Listening to these experts, could it be said that there are similarities between plant life and the emotional life of people? It seems like an exaggerated metaphor, but to some extent, yes: "There is a friendship between trees. It does not happen often, because they cannot choose beside whom they grow. Perhaps it happens to one in fifty. Look at these two, their roots are firmly intertwined, their branches do not overlap, so as not to take away the light," says Wohlleben in the documentary Intelligent Trees as he shows the camera two beautiful cedars. "If one dies, the one that is left suffers, gets sick and dies soon after.

The green friendship

Simard smiles when asked about green friendship: "In ecology, we call it interaction, although it's a rather clinical term. Plants collaborate, help each other, maintain mutualistic relationships. It's a question of language. In human terms, we would call that phenomenon friendship," he reflects. In any case, the idea of the forest as a family of trees changes our perception and our way of treating them, according to Simard.


Among her research projects is investigating how to strengthen forests to deal with climate change.

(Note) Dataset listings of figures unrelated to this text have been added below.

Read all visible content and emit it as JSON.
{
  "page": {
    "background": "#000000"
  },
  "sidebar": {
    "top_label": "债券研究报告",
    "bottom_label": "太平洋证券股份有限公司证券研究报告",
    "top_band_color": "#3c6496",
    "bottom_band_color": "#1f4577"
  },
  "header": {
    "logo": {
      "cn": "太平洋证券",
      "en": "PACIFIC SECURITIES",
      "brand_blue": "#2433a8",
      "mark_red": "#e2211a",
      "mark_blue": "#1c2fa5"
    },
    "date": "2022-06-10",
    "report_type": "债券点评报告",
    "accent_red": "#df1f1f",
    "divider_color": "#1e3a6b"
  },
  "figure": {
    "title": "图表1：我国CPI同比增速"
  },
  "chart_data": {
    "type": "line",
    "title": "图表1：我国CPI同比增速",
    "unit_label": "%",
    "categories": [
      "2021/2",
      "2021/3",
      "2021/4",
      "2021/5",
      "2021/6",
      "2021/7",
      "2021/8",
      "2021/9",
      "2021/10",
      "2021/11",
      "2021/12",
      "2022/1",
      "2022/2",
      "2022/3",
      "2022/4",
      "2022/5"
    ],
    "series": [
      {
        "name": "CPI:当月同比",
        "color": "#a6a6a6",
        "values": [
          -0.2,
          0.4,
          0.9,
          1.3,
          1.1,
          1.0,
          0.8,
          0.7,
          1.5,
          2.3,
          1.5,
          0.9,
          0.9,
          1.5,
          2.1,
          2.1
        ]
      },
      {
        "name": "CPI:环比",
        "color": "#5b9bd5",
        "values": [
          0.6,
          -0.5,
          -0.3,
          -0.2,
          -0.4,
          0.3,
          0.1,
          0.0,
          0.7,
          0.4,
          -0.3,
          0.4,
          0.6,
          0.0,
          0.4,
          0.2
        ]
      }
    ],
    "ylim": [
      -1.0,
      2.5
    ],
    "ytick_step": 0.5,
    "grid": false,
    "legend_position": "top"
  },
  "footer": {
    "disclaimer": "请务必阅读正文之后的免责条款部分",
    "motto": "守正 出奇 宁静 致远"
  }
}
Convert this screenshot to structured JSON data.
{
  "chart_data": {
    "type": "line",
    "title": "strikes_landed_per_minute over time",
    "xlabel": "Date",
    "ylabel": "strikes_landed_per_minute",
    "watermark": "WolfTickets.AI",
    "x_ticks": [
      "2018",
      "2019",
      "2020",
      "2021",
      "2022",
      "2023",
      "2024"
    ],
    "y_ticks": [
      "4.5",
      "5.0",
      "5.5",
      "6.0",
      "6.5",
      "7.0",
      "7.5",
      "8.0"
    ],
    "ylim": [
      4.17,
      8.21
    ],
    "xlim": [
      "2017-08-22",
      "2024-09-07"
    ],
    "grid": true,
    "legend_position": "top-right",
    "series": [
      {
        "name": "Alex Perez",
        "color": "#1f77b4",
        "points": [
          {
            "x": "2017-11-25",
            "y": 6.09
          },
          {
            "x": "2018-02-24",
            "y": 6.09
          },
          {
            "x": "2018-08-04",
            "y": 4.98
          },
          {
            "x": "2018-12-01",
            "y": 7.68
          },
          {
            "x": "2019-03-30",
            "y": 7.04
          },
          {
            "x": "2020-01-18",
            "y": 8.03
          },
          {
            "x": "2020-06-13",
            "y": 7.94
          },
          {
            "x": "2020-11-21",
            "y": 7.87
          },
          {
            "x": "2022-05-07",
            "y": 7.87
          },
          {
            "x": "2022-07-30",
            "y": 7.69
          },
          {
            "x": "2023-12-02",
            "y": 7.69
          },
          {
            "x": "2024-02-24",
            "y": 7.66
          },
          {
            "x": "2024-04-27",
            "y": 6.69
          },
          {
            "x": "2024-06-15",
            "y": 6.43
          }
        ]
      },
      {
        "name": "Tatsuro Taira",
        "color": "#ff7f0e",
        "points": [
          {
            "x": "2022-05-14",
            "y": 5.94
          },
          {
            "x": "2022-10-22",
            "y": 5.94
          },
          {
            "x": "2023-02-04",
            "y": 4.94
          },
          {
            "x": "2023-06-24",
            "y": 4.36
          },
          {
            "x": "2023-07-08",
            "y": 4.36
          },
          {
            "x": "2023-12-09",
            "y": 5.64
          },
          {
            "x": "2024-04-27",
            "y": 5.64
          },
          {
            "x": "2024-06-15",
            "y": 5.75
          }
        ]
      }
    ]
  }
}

In an article published in 2018 in the New Phytologist magazine, he highlights the importance of so-called host receptivity, that is, the ability of a tree species to associate with a large number of mycorrhizal fungi species. According to Marañón, "the most promiscuous trees had the highest rate of northward expansion after the last glaciation.


Simard continues to search for ways of collaboration between humans and trees from which we both benefit. He has found a new dimension to the word ecosystem and has taught us that, in its own way, the forest has a huge brain that functions underground. For his part, Wohlleben calls attention to the problem of uncontrolled logging. In his opinion, the alternative is to make friendly management of the forest, which allows the trees to satisfy their social needs and pass on "their knowledge to the next generation. At least some should be allowed to age with dignity and die a natural death.